George Walter de la Warr (19 August 1904 – 31 March 1969) was born in the Northern England, and in later life became a civil engineer in the pay of Oxfordshire County Council. In 1953 he resigned from this post to work within the discredited field of radionics, in which he was a pioneer. His devices were denounced by medical experts.

Career

Warr was influenced by the devices of Albert Abrams. He claimed to have invented a camera that could detect and cure diseases by remote control. In June 1960, he was sued in the High Court by Catherine Phillips, a disgruntled former customer who said that her health had been ruined by using the Delawarr Diagnostic Instrument. In particular, she said that the box could not possibly have the benefits that de la Warr claimed for it. Warr said that his device operated above the physical plane, and the box was only used as a focus for thought. After ten days of argument, the judge eventually found for de la Warr, but considered the box to be bogus.

He founded the De La Warr Laboratories in Oxford where he did his research and built many radionic devices.

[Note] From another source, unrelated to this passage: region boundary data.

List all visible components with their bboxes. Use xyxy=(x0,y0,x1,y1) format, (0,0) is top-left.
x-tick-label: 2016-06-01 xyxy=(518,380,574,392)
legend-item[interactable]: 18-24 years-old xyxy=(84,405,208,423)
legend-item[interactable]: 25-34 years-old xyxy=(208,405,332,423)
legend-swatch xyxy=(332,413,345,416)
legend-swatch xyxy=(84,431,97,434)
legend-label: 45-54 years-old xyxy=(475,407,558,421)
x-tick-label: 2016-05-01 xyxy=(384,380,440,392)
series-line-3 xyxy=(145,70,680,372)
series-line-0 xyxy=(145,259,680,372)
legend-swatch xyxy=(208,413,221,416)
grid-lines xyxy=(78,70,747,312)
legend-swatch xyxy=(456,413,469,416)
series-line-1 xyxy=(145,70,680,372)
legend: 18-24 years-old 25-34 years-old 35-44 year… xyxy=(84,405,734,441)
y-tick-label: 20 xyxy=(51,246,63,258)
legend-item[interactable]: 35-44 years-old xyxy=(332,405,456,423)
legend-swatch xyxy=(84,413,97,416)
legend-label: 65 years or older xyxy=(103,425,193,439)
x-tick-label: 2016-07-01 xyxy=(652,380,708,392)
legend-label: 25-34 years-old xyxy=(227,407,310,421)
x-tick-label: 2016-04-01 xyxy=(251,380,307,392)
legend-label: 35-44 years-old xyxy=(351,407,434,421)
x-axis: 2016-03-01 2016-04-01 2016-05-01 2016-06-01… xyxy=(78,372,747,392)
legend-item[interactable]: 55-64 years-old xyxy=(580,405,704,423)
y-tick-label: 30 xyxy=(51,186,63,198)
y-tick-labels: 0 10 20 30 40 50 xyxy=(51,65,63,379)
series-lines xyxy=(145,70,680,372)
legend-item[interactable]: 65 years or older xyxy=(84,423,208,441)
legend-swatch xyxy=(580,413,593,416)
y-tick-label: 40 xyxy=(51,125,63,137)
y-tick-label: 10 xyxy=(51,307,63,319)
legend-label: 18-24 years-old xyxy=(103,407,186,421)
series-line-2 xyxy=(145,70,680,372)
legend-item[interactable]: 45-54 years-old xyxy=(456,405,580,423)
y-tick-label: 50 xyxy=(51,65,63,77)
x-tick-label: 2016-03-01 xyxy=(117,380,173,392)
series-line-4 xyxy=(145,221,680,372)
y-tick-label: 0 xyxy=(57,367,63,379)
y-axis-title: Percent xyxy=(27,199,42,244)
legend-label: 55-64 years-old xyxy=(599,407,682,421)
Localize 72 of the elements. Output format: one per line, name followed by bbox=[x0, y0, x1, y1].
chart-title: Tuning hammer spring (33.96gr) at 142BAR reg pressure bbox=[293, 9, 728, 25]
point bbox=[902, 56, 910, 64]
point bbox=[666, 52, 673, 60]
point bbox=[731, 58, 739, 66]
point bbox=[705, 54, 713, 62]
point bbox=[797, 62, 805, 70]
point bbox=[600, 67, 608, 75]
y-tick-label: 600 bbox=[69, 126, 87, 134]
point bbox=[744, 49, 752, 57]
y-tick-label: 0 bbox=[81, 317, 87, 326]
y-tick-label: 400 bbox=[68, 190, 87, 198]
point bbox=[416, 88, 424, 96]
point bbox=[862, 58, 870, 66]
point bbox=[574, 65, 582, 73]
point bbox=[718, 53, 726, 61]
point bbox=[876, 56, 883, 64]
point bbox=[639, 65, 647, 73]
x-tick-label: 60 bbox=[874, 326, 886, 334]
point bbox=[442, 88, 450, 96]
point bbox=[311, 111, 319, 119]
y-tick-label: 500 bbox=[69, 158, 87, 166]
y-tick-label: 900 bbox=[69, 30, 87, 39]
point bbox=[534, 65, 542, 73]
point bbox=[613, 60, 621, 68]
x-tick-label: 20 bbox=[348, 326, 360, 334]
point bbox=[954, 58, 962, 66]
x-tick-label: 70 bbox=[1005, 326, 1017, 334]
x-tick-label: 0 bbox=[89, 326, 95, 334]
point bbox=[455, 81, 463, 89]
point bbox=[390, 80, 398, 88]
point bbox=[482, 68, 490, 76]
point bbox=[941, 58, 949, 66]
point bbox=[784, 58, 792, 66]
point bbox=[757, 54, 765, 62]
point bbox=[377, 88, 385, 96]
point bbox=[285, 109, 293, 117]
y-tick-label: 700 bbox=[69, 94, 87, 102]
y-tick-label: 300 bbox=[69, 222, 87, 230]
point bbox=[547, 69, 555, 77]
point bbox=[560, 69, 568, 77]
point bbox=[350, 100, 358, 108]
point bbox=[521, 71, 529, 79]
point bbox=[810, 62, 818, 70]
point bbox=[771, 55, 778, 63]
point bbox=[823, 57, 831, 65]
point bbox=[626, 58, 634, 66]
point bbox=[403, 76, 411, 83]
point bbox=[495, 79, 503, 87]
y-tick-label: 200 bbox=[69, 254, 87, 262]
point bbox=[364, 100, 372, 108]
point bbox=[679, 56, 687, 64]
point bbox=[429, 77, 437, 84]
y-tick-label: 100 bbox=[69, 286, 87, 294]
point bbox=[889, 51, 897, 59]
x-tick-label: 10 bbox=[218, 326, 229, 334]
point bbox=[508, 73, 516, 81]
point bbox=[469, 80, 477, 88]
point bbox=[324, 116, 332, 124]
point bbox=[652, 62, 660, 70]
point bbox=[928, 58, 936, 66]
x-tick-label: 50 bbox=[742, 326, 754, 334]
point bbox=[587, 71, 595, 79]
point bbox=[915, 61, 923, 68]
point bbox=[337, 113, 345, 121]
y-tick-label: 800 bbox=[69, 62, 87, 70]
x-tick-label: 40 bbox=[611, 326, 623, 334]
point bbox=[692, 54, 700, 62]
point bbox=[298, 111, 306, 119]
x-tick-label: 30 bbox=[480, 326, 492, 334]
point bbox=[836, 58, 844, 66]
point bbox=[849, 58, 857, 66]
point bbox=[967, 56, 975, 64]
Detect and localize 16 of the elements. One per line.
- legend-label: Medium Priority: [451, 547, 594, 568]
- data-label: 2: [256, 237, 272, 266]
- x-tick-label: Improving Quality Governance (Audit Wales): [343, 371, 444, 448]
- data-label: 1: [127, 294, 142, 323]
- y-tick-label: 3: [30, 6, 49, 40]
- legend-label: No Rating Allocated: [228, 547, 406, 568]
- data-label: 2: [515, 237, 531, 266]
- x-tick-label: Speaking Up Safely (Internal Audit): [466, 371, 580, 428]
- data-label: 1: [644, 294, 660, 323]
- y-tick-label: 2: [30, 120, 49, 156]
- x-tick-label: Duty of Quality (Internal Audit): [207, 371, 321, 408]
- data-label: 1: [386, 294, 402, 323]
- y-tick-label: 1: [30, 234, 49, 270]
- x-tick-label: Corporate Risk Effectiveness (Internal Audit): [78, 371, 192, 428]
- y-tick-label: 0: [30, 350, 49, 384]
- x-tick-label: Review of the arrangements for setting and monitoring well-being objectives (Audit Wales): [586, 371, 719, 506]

The De La Warr Laboratories closed in 1987. Most of the radionic artifacts have unknown whereabouts. However, the radionic camera was given to Marcel J. Vogel, Psychic Research Inc. in San Jose, California. Vogel and Dan Willis did extensive tests and trials with the camera. Vogel died in 1992. The whereabouts of the camera since then is unknown.

Leslie Weatherhead who had known Warr, had supported his devices.

Criticism

Warr's radionic devices have been criticized by health experts as quackery. Warr was also notable for making unproven claims such using a photograph of insecticide on his machine to kill pests in a field miles away.

Patents
French patent number   1,084,318  –  "Perfectionnements à la recherche d'une radiation fondamentale"
UK patent number         741,651  –  "Therapeutic apparatus"
UK patent number         761,976  –  "Therapeutic apparatus"

Publications
Experiments Relating to Increases in Crop Yield by Radionic Stimulation (1955)
New Worlds Beyond the Atom (1959)

References

Further reading
Wallace Sampson, Lewis Vaughn. (2000). Science Meets Alternative Medicine: What the Evidence Says about Unconventional Treatments. Prometheus Books.